慧觉将褚宁樾放在他床上,然后在床边按了一下,墙边衣柜移开,露出通向地下暗室的入口。
褚宁樾用尽全身咬破了舌尖让自己恢复了一丝清明,扯下了腰间的小金球,趁慧觉来抱他时将小金球扔到了床边角落,衣料之间的摩擦声正好掩盖住了小金球落地的声音。
希望王妃能看到吧。这是他彻底失去意识前的最后一个念头。
口中还有血腥味,褚宁樾想到自己的处境,不由得又叹了一口气。银链收得紧,他完全不能翻动身体,只能动动手腕脚踝,转动一下脖子。
只是他才轻轻一动,一旁边传来一道娇媚的女音:“厉王殿下,您可算醒了,再不醒,奴家可就要担心死了。”
视线里出现了一只涂满艳红蔻丹的手,手腕上戴着两个攒金丝嵌宝石的镯子。褚宁樾往上看去,一件绯红色的薄衫,半遮半掩,能隐约看到大半个肩膀和胸脯。再往上,是一张浓妆艳抹的脸。
褚宁樾仔细端详着面前这人,尽管涂了很厚的粉,但还是能从她眼睛、脖子等细微之处看出来,是个四十岁左右的女人,褚宁樾确定自己没有见过她。
那女人见褚宁樾望向她,以手掩唇“咯咯”一笑:“厉王殿下为何这般看着奴家,莫不是,爱上奴家了?”
褚宁樾想吐。
偏偏她说完还不算,另一只手往褚宁樾脸上袭来。褚宁樾皱着眉闪躲,还是没躲过,眼睁睁看着那女人在他脸上摸来摸去。
“厉王殿下为什么不说话?”她一边摸着他的脸,一边撅起嘴委屈地说道:“莫不是嫌弃奴家了?”
本来人在屋檐下,褚宁樾还想着先静观其变,奈何这人一直恶心他。于是褚宁樾眼一闭心一横,开口道:“本王和老女人没什么好说的。”
他脸上的手一顿,那女人接着顺着脸往下摸,来到脖子处,不轻不重地掐了上去。
“厉王殿下,您刚刚说什么?奴家没听清呢。”
褚宁樾不想跟她纠缠下去,直接盯着她问:“你是谁?这里是哪里?你想做什么?”
那女子又是娇媚一笑:“殿下一下子问奴家这么多问题,奴家都不知道先答哪个好了。”
“那就一个一个答”,褚宁樾冷冷地质问她:“你是谁?”
“呵呵呵……”女子又是一阵阵笑,却不答他的话,原本掐住他脖子的手放开,开始在他脖子上打着圈,一脸轻浮模样调戏着褚宁樾。

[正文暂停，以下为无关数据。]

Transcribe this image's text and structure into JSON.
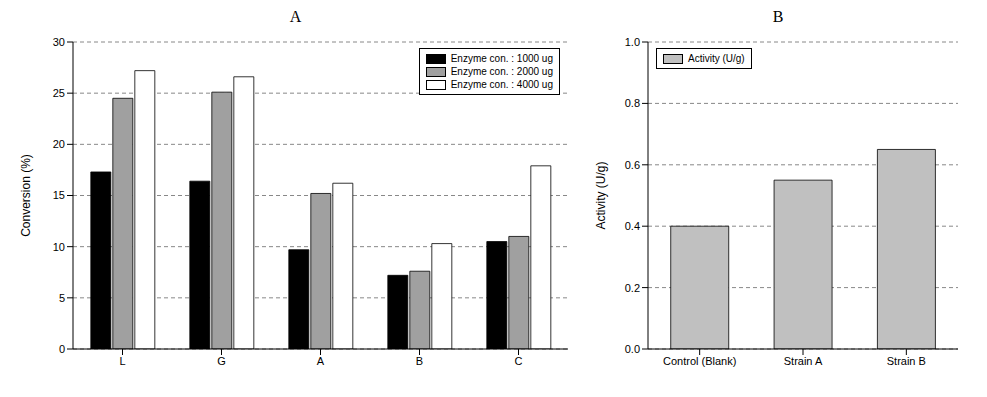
{
  "chart_data": [
    {
      "type": "bar",
      "title": "A",
      "categories": [
        "L",
        "G",
        "A",
        "B",
        "C"
      ],
      "series": [
        {
          "name": "Enzyme con. : 1000 ug",
          "color": "#000000",
          "values": [
            17.3,
            16.4,
            9.7,
            7.2,
            10.5
          ]
        },
        {
          "name": "Enzyme con. : 2000 ug",
          "color": "#a0a0a0",
          "values": [
            24.5,
            25.1,
            15.2,
            7.6,
            11.0
          ]
        },
        {
          "name": "Enzyme con. : 4000 ug",
          "color": "#ffffff",
          "values": [
            27.2,
            26.6,
            16.2,
            10.3,
            17.9
          ]
        }
      ],
      "y_label": "Conversion (%)",
      "ylim": [
        0,
        30
      ],
      "yticks": [
        0,
        5,
        10,
        15,
        20,
        25,
        30
      ],
      "grid": true,
      "legend": "upper right"
    },
    {
      "type": "bar",
      "title": "B",
      "categories": [
        "Control (Blank)",
        "Strain A",
        "Strain B"
      ],
      "series": [
        {
          "name": "Activity (U/g)",
          "color": "#c0c0c0",
          "values": [
            0.4,
            0.55,
            0.65
          ]
        }
      ],
      "y_label": "Activity (U/g)",
      "ylim": [
        0,
        1.0
      ],
      "yticks": [
        {
          "value": 0,
          "label": "0.0"
        },
        {
          "value": 0.2,
          "label": "0.2"
        },
        {
          "value": 0.4,
          "label": "0.4"
        },
        {
          "value": 0.6,
          "label": "0.6"
        },
        {
          "value": 0.8,
          "label": "0.8"
        },
        {
          "value": 1.0,
          "label": "1.0"
        }
      ],
      "grid": true,
      "legend": "upper left"
    }
  ]
}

褚宁樾心中有了不详的预感,目光凌厉地看着她,声如寒冰:“你在做什么?别碰本王,把手拿开!”
不料那女子反而变本加厉,手指已经摸到了他锁骨:“厉王殿下,春宵苦短,不要再说这些煞风景的话了。”
说着,那女子又弯下腰,伏在他耳边,话语中充满了魅惑:“我要做什么你一会儿就知道了。”
褚宁樾将头转向一边,眼不见心不烦:“滚!”
那女子伸手钳住他下巴,迫使褚宁樾看着他:“呵呵呵……你那个小王妃看着跟木头疙瘩一样,哪有奴家知情识趣啊?”
“住口!本王的王妃国色天香,轮得到你来诋毁?”
“嗯,确实是国色天香,奴家年轻时也没她好看呢,真的是,看得奴家好生嫉妒。”
褚宁樾眼神暗了暗,她见过冯青鸢。自己被慧觉带走的,昏迷前看他打开了密室,这里应该就是密室,可是没有看见慧觉,反而出现一个对他有所企图的老女人。再联想到慧觉对他过分热络的态度,褚宁樾脑中快速地将所有关节串起来,一个荒诞的答案呼之欲出。
“慧觉大师,本王倒是想不到你还有这一面。”
褚宁樾装作胸有成竹地开口道,实则是在试探。不过当他看到那女子瞳孔一缩时,便知道自己那荒谬的想法成了真。
“你不是慧觉,你是谁?”褚宁樾问她,声音没有一丝感情。
那女子微微怔愣之后勾唇一笑,捏着他下巴的手又摸到他脸上去了,眉眼间全是媚态:“是谁?这很重要吗?你只需好好享受便好。”
她话音刚落,褚宁樾突然感到身体有异样。好像有一团火压抑不住,顺着经脉涌向四肢百骸,褚宁樾感到自己体温在升高,皮肤变得滚烫,血液好像沸腾了。
“你竟敢……”褚宁樾也不是傻子,立刻明白自己身上发生了什么。
呼吸也是灼热的,欲望充斥着全身每一处,褚宁樾咬紧牙关死死抵抗者,才没让自己发出闷哼来。